Le premier commerce à l'entrée de l'usine a un fourneau bâti devant la porte, mais on ne voit pas trop ce qui y mijote. Une petite table carrée est dressée devant, et il semble qu'on y vende aussi de la viande braisée.
Ils font un assortiment assez mêlé.
He Zhiyuan a sillonné bien des endroits, ses pas l'ont porté aux quatre coins du Sichuan.
Des restaurants comme celui-ci à l'entrée d'une grande usine, il en a vu trop, difficile d'y trouver de l'intérêt.
D'ordinaire, le patron de ce genre d'échoppe a quelque lien de famille ou d'amitié avec les cadres de l'usine pour décrocher un si bon emplacement.
Quant au goût des plats, il est généralement difficile d'en dire du bien.
Autrefois, il n'aurait même pas franchi le seuil d'un tel restaurant.
Mais aujourd'hui, c'est Huang Chen qui l'y a emmené, alors il se retient un peu.
Quand un bon frère traite un restaurant comme un trésor et te le recommande, il faut au moins goûter avant de te moquer, sinon tu ne passes pas pour un professionnel.
Ils arrivent pile à la sortie d'équipe. Le flux de vélos des ouvriers de la filature déboule par le grand portail, et les trois s'écartent vivement pour les laisser passer.
Le temps de pousser leurs bicyclettes jusqu'à la porte du restaurant, l'étal de viande braisée à l'entrée est déjà cerclé d'ouvriers, et beaucoup d'autres ont garé leur vélo devant et entrent dans la boutique.
« Les affaires marchent aussi bien ? » He Zhiyuan est quelque peu surpris en voyant cela.

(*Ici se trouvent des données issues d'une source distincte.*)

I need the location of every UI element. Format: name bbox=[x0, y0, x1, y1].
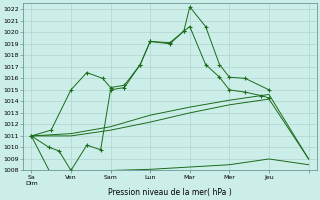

Il gare son vélo, repousse ses lunettes à monture noire et se faufile vers l'étal de viande braisée.
« Rédacteur en chef He… » Xiao Li hésite à le suivre, mais Huang Chen le retient et dit en souriant : « Laisse-le. Il adore regarder comment les gens cuisinent. Allez, prenons une table d'abord, sinon on devra attendre plus tard. »

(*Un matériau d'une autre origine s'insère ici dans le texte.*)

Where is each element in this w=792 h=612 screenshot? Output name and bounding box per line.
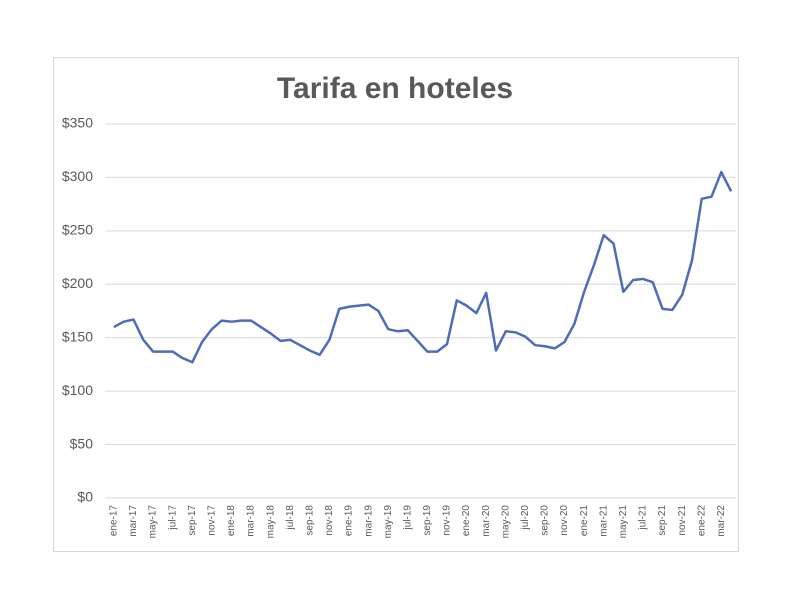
y-tick-label: $100 [62, 382, 93, 398]
x-tick-label: ene-22 [696, 505, 707, 537]
x-tick-label: nov-17 [207, 505, 218, 536]
x-tick-label: jul-18 [285, 505, 296, 531]
y-tick-label: $350 [62, 115, 93, 131]
x-tick-label: sep-21 [657, 505, 668, 536]
x-tick-label: ene-18 [226, 505, 237, 537]
x-tick-label: nov-19 [442, 505, 453, 536]
x-tick-label: sep-18 [304, 505, 315, 536]
x-tick-label: jul-17 [167, 505, 178, 531]
x-tick-label: mar-21 [598, 505, 609, 537]
x-tick-label: nov-18 [324, 505, 335, 536]
x-tick-label: ene-17 [109, 505, 120, 537]
x-tick-label: sep-17 [187, 505, 198, 536]
x-tick-label: nov-21 [677, 505, 688, 536]
x-tick-label: mar-22 [716, 505, 727, 537]
x-tick-label: mar-18 [246, 505, 257, 537]
x-tick-label: mar-19 [363, 505, 374, 537]
x-tick-label: jul-20 [520, 505, 531, 531]
x-tick-label: may-20 [500, 505, 511, 539]
x-tick-label: sep-19 [422, 505, 433, 536]
x-tick-label: ene-21 [579, 505, 590, 537]
chart-title: Tarifa en hoteles [277, 72, 513, 105]
x-tick-label: ene-20 [461, 505, 472, 537]
x-tick-label: mar-20 [481, 505, 492, 537]
x-tick-label: may-21 [618, 505, 629, 539]
y-tick-label: $200 [62, 275, 93, 291]
y-tick-label: $250 [62, 222, 93, 238]
y-tick-label: $0 [77, 489, 93, 505]
x-tick-label: jul-21 [638, 505, 649, 531]
x-tick-label: jul-19 [402, 505, 413, 531]
y-tick-label: $300 [62, 168, 93, 184]
y-tick-label: $50 [70, 435, 94, 451]
chart-border [53, 57, 739, 552]
x-tick-label: may-19 [383, 505, 394, 539]
x-tick-label: sep-20 [540, 505, 551, 536]
x-tick-label: mar-17 [128, 505, 139, 537]
y-tick-label: $150 [62, 328, 93, 344]
line-series [113, 170, 733, 364]
x-tick-label: nov-20 [559, 505, 570, 536]
x-tick-label: ene-19 [344, 505, 355, 537]
x-tick-label: may-17 [148, 505, 159, 539]
x-tick-label: may-18 [265, 505, 276, 539]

« D'accord. » Xiao Li acquiesce sans peine et suit Huang Chen à l'intérieur.
« Patron, une oreille de porc ! »
« Trois liang de viande de tête de porc ! »
« Je veux un groin de porc braisé, et encore trois liang de viande de tête ! »
Les clients hurlent leurs commandes les uns par-dessus les autres, comme s'ils craignaient que les autres ne les devancent. De quoi rendre He Zhiyuan encore plus curieux sur ce qu'a de si spécial cette tête de porc braisée.
Il s'efface pour laisser passer un client chargé de délices braisés, puis glisse dans une brèche et atteint la table carrée.
Dans le van sur la table sont rangées des oreilles de porc, des groins braisés et de la viande de tête découpée en lanières. Leur couleur est d'un rouge vif, luisante d'huile, entassée haut et serrée, de quoi faire bel effet.
La couleur caramel est si appétissante que, d'après son expérience, cette viande braisée doit être excellente.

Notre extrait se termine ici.